Abstract: Privacy concerns grow with the success of modern deep learning models, especially when the training set contains sensitive data. Differentially private generative model (DPGM) can serve as a solution to circumvent such concerns by generating data that are distributionally similar to the original data yet with differential privacy (DP) guarantees. While GAN has attracted major attention, existing DPGMs based on flow generative models are limited and only developed on low-dimensional tabular datasets. The capability of exact density estimation makes the flow model exceptional when density estimation is of interest.

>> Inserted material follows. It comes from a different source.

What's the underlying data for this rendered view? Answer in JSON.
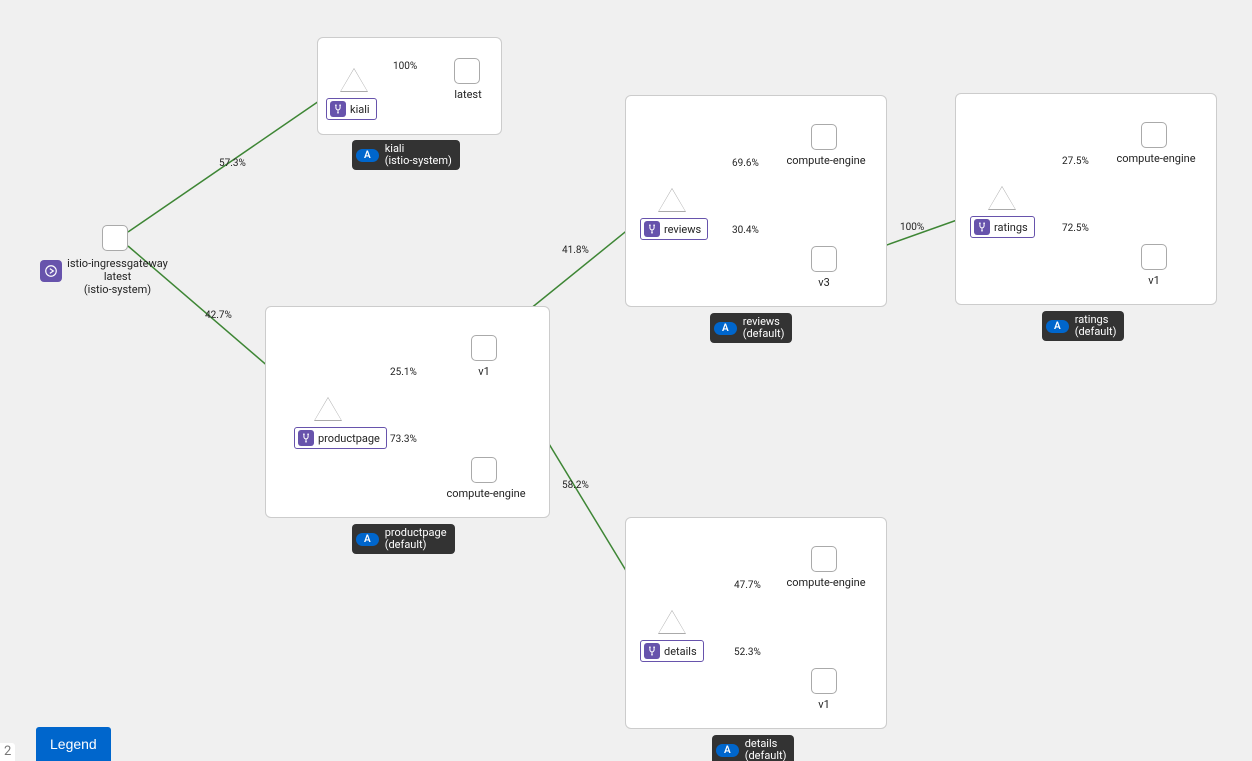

In this work, we will first show that it is challenging (or even infeasible) to train a DP-flow via DP-SGD, i.e. the workhorse algorithm for private deep learning, on high-dimensional image sets with acceptable utility, and then we give an effective solution by reducing the generation from the pixel space to a lower dimensional latent space. We show the effectiveness and scalability of the proposed method via extensive experiments, where the proposed method achieves a significantly better privacy-utility trade-off compared to existing alternatives. Notably, our method is the first DPGM to scale to high-resolution image sets (up to 256 × 256). Our code is available at https://github.com/dihjiang/DP-LFlow.
Submission Length: Regular submission (no more than 12 pages of main content)
Changes Since Last Submission: + We add comparisons with recent works on DP diffusion models in Sections 4.2 and 6.
+ We add an explicit limitation paragraph in Section 5 to discuss the scaling laws.
+ We add more explanations on BN challenge in Section 1.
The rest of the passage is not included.